= Kōun Senshu =

The Kōun Senshu (耕雲千首) is a Japanese anthology of waka poetry. It contains 1,000 poems written by Kazan'in Nagachika, also known as Kōun, who presented it to the Southern Court in Yamato Province in the spring of 1377, having been unable to do so the previous year due to illness. Nagachika was in his twenties when he composed the poems.

The work contains extensive commentary and appraisal of the poems by Prince Munenaga, and survives in a variety of manuscripts, several in the holdings of the Imperial Household Agency.

== Authorship and date ==
The Kōun Senshu is an anthology of 1,000 waka in one volume, written by Kazan'in Nagachika, whose art name was Kōun.

It was presented to the Southern Court in the spring of Tenju 3 (1377).

== Content ==
In 1376, the Southern Court had had a 1,000-waka fete at the palace. Six people had made entries: Emperor Chōkei, Prince Hironari (春宮熙成親王), the kanpaku Nijō Noriyori (関白二条教頼), Fujiwara no Morokane (藤原師兼), Fujiwara no Tsunetaka (藤原経高) and Prince Munenaga. Munenaga also appraised the work of the other five.
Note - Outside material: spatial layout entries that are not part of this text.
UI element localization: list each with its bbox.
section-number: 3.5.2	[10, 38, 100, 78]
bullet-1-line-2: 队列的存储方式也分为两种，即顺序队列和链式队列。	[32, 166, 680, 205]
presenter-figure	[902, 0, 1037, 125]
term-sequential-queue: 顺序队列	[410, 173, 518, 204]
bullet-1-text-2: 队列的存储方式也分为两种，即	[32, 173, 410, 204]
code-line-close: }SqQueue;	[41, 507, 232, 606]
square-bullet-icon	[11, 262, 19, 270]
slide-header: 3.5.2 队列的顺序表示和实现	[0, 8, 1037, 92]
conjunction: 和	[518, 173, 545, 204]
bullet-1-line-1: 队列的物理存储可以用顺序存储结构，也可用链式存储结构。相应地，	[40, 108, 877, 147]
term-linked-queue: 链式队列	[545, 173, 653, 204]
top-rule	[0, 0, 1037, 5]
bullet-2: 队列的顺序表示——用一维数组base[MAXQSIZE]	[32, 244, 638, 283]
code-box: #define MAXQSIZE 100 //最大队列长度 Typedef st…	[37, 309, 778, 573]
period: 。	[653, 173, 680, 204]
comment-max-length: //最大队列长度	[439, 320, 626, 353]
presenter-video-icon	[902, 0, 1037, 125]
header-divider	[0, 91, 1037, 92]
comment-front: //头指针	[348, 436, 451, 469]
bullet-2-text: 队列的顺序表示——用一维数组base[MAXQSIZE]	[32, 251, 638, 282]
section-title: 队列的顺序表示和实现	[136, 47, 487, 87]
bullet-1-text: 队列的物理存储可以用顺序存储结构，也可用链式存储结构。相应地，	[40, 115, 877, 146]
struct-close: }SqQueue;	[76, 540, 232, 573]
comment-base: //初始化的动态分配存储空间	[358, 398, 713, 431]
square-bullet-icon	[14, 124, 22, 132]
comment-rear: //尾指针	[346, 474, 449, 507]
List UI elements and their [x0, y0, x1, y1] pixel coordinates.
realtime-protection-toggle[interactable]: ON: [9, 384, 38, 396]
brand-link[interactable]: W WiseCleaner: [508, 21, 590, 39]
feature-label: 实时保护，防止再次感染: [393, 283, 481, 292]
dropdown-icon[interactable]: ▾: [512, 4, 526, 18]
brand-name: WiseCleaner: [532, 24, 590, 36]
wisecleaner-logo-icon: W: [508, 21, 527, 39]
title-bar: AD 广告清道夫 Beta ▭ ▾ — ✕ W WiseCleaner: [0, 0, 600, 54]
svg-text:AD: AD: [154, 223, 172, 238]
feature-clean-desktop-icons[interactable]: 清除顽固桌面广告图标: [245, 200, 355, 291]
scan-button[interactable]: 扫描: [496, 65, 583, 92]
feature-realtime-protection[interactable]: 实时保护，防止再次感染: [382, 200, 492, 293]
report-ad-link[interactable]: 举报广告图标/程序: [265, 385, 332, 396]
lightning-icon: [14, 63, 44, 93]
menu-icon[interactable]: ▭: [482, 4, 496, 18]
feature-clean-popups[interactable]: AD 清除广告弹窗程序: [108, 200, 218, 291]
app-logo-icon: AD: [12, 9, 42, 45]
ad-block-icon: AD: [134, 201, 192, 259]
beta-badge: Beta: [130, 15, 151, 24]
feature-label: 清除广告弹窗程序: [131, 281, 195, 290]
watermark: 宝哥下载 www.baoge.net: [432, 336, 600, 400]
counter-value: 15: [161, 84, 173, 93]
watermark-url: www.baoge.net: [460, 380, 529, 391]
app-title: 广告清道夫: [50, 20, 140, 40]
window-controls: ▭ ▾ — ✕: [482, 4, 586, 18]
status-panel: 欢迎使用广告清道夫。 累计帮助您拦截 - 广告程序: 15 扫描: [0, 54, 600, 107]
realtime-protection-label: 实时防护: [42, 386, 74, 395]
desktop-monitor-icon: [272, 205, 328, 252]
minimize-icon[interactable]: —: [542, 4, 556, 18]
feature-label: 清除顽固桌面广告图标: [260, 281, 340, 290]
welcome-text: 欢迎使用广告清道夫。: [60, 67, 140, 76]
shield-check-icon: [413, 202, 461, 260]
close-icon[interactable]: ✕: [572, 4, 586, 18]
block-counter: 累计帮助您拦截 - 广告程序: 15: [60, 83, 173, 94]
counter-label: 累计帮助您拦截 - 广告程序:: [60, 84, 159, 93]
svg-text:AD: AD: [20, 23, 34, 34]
Nagachika, who had been absent from court due to illness, presented his 1,000 poems the following year.

Only those of Prince Munenaga and Nagachika survive in their entirety, but the surviving manuscripts of Nagachika's include some critical remarks by Prince Munenaga.

Nagachika was in his late twenties when he composed the thousand poems, and the surviving comments by Prince Munenaga are exhaustive.

== Textual tradition ==
The manuscript currently in the possession of the Archives and Mausolea Department of the Imperial Household Agency (formerly owned by the estate of Nobutsuna Sasaki) contains a long and detailed prose work of poetic criticism written by Prince Munenaga and addressed to Nagachika.

Some of the manuscripts have been edited and only include the first book of the work. The copy held by the Yūtoku Inari Shrine in Saga Prefecture, is one of these.